Il cedimento che ebbe Elias all'ultima parola era anche il mio, mi diede l'istinto di essere io ad abbracciarlo come avrebbe avuto bisogno, seppur mi stesse volutamente negando il suo sguardo, ma non mi lasciò.

«Per favore, non andare là, non fare questo a lui!» esclamai, colando righe trasparenti sul viso, il petto sentiva la conseguenza dello spacco, una lesione aperta che il suo dispiacere stava allargando.

Zeno, Zeno, Zeno.

Erano il blu e il verde a scendere rapidi sulla mia pelle, era il nero che non mi aveva mai nascosto, era il cuore che non gli era stato dato, erano i battiti che si era costruito, era il tempo che aveva voluto davvero vivere.

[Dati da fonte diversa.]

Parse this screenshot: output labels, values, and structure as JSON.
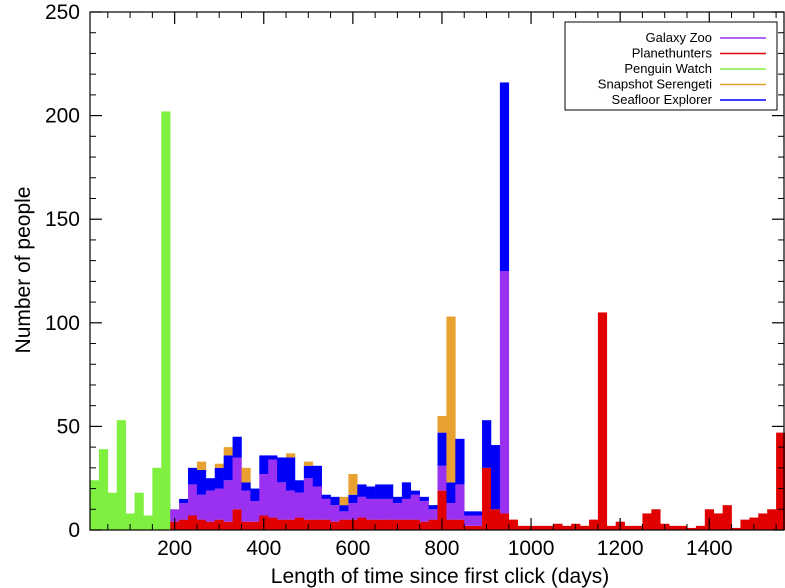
{
  "chart_data": {
    "type": "bar",
    "stacked": true,
    "title": "",
    "xlabel": "Length of time since first click (days)",
    "ylabel": "Number of people",
    "xlim": [
      10,
      1570
    ],
    "ylim": [
      0,
      250
    ],
    "xticks": [
      200,
      400,
      600,
      800,
      1000,
      1200,
      1400
    ],
    "yticks": [
      0,
      50,
      100,
      150,
      200,
      250
    ],
    "grid": false,
    "legend_position": "top-right",
    "bin_width": 20,
    "x": [
      20,
      40,
      60,
      80,
      100,
      120,
      140,
      160,
      180,
      200,
      220,
      240,
      260,
      280,
      300,
      320,
      340,
      360,
      380,
      400,
      420,
      440,
      460,
      480,
      500,
      520,
      540,
      560,
      580,
      600,
      620,
      640,
      660,
      680,
      700,
      720,
      740,
      760,
      780,
      800,
      820,
      840,
      860,
      880,
      900,
      920,
      940,
      960,
      980,
      1000,
      1020,
      1040,
      1060,
      1080,
      1100,
      1120,
      1140,
      1160,
      1180,
      1200,
      1220,
      1240,
      1260,
      1280,
      1300,
      1320,
      1340,
      1360,
      1380,
      1400,
      1420,
      1440,
      1460,
      1480,
      1500,
      1520,
      1540,
      1560
    ],
    "series": [
      {
        "name": "Planethunters",
        "color": "#e00000",
        "values": [
          0,
          0,
          0,
          0,
          0,
          0,
          0,
          0,
          0,
          4,
          5,
          7,
          5,
          4,
          5,
          4,
          10,
          4,
          4,
          7,
          6,
          5,
          5,
          6,
          5,
          5,
          5,
          4,
          5,
          5,
          6,
          5,
          5,
          5,
          5,
          5,
          5,
          4,
          5,
          19,
          5,
          5,
          2,
          2,
          30,
          10,
          8,
          5,
          2,
          2,
          2,
          2,
          3,
          2,
          3,
          2,
          5,
          105,
          2,
          4,
          2,
          2,
          8,
          10,
          3,
          2,
          2,
          1,
          2,
          10,
          8,
          12,
          1,
          5,
          6,
          8,
          10,
          47
        ]
      },
      {
        "name": "Galaxy Zoo",
        "color": "#9a30f0",
        "values": [
          0,
          0,
          0,
          0,
          0,
          0,
          0,
          0,
          0,
          6,
          8,
          15,
          12,
          15,
          15,
          20,
          25,
          15,
          10,
          20,
          28,
          18,
          14,
          12,
          20,
          16,
          10,
          8,
          4,
          8,
          10,
          10,
          10,
          10,
          8,
          10,
          12,
          10,
          5,
          12,
          8,
          17,
          5,
          5,
          0,
          0,
          117,
          0,
          0,
          0,
          0,
          0,
          0,
          0,
          0,
          0,
          0,
          0,
          0,
          0,
          0,
          0,
          0,
          0,
          0,
          0,
          0,
          0,
          0,
          0,
          0,
          0,
          0,
          0,
          0,
          0,
          0,
          0
        ]
      },
      {
        "name": "Seafloor Explorer",
        "color": "#0000f8",
        "values": [
          0,
          0,
          0,
          0,
          0,
          0,
          0,
          0,
          0,
          0,
          2,
          8,
          12,
          6,
          10,
          12,
          10,
          4,
          6,
          9,
          2,
          12,
          16,
          6,
          6,
          10,
          2,
          4,
          3,
          4,
          6,
          6,
          7,
          7,
          3,
          8,
          2,
          2,
          2,
          16,
          10,
          22,
          2,
          2,
          23,
          31,
          91,
          0,
          0,
          0,
          0,
          0,
          0,
          0,
          0,
          0,
          0,
          0,
          0,
          0,
          0,
          0,
          0,
          0,
          0,
          0,
          0,
          0,
          0,
          0,
          0,
          0,
          0,
          0,
          0,
          0,
          0,
          0
        ]
      },
      {
        "name": "Snapshot Serengeti",
        "color": "#e8a030",
        "values": [
          0,
          0,
          0,
          0,
          0,
          0,
          0,
          0,
          0,
          0,
          0,
          0,
          4,
          0,
          2,
          4,
          0,
          7,
          0,
          0,
          0,
          0,
          2,
          0,
          2,
          0,
          0,
          0,
          4,
          10,
          0,
          0,
          0,
          0,
          0,
          0,
          0,
          0,
          0,
          8,
          80,
          0,
          0,
          0,
          0,
          0,
          0,
          0,
          0,
          0,
          0,
          0,
          0,
          0,
          0,
          0,
          0,
          0,
          0,
          0,
          0,
          0,
          0,
          0,
          0,
          0,
          0,
          0,
          0,
          0,
          0,
          0,
          0,
          0,
          0,
          0,
          0,
          0
        ]
      },
      {
        "name": "Penguin Watch",
        "color": "#80f040",
        "values": [
          24,
          39,
          18,
          53,
          8,
          18,
          7,
          30,
          202,
          0,
          0,
          0,
          0,
          0,
          0,
          0,
          0,
          0,
          0,
          0,
          0,
          0,
          0,
          0,
          0,
          0,
          0,
          0,
          0,
          0,
          0,
          0,
          0,
          0,
          0,
          0,
          0,
          0,
          0,
          0,
          0,
          0,
          0,
          0,
          0,
          0,
          0,
          0,
          0,
          0,
          0,
          0,
          0,
          0,
          0,
          0,
          0,
          0,
          0,
          0,
          0,
          0,
          0,
          0,
          0,
          0,
          0,
          0,
          0,
          0,
          0,
          0,
          0,
          0,
          0,
          0,
          0,
          0
        ]
      }
    ],
    "legend": [
      {
        "name": "Galaxy Zoo",
        "color": "#9a30f0"
      },
      {
        "name": "Planethunters",
        "color": "#e00000"
      },
      {
        "name": "Penguin Watch",
        "color": "#80f040"
      },
      {
        "name": "Snapshot Serengeti",
        "color": "#e8a030"
      },
      {
        "name": "Seafloor Explorer",
        "color": "#0000f8"
      }
    ]
  }
}
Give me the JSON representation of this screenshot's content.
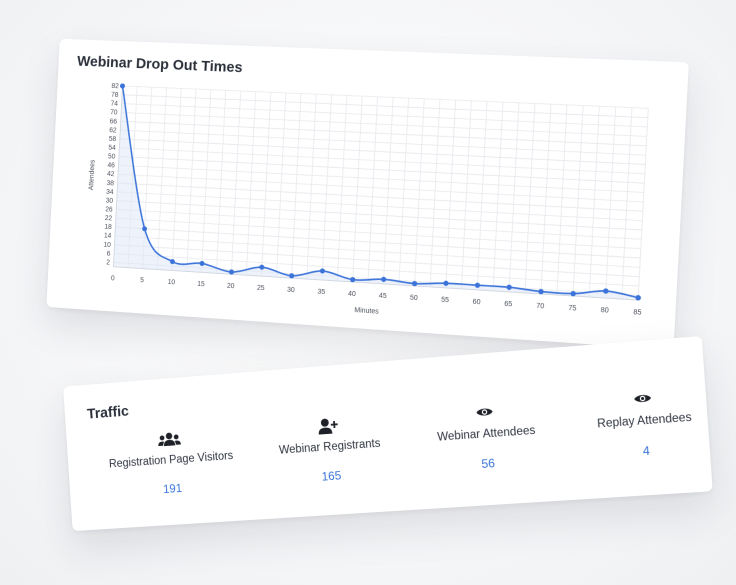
{
  "chart_card": {
    "title": "Webinar Drop Out Times"
  },
  "chart_data": {
    "type": "area",
    "title": "Webinar Drop Out Times",
    "xlabel": "Minutes",
    "ylabel": "Attendees",
    "x": [
      0,
      5,
      10,
      15,
      20,
      25,
      30,
      35,
      40,
      45,
      50,
      55,
      60,
      65,
      70,
      75,
      80,
      85
    ],
    "y": [
      82,
      18,
      4,
      4,
      1,
      4,
      1,
      4,
      1,
      2,
      1,
      2,
      2,
      2,
      1,
      1,
      3,
      1
    ],
    "xlim": [
      0,
      85
    ],
    "ylim": [
      0,
      82
    ],
    "y_ticks": [
      2,
      6,
      10,
      14,
      18,
      22,
      26,
      30,
      34,
      38,
      42,
      46,
      50,
      54,
      58,
      62,
      66,
      70,
      74,
      78,
      82
    ],
    "grid": true,
    "line_color": "#3b73d9",
    "fill_color": "#dfe7f7"
  },
  "traffic": {
    "title": "Traffic",
    "stats": [
      {
        "label": "Registration Page Visitors",
        "value": "191",
        "icon": "users-icon"
      },
      {
        "label": "Webinar Registrants",
        "value": "165",
        "icon": "user-plus-icon"
      },
      {
        "label": "Webinar Attendees",
        "value": "56",
        "icon": "eye-icon"
      },
      {
        "label": "Replay Attendees",
        "value": "4",
        "icon": "eye-icon"
      }
    ],
    "value_color": "#3b73d9"
  }
}
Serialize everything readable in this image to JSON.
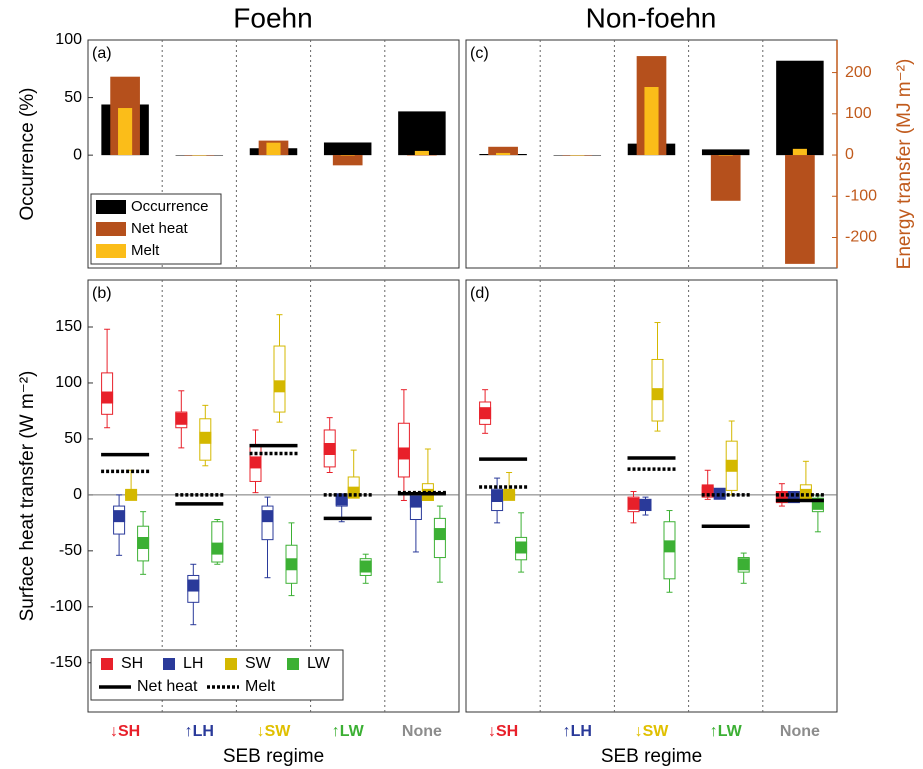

Quel protratto silenzio, nel quale avevo imparato a conoscere colui che da una giornata innevata aveva cristallizzato il suo arrivo nel mio posto di lavoro, aveva già un significato.

«A mezzanotte di oggi, saremo a Fiesole», disse, e se per chiunque altro, quella frase non avrebbe comunicato nulla, per me comunicò tutto.

La sua inflessibilità scavava nel dolore che stavo provando, ne aumentava il grado, lasciandolo a districarsi in cieca rabbia.

Lo sorpresi, arrivando a stringermi alla sua schiena, e il suo sospirante trasalimento acuì la mia mancanza per la sua stregata melodia, e il fastidio per la mia richiesta inaccolta.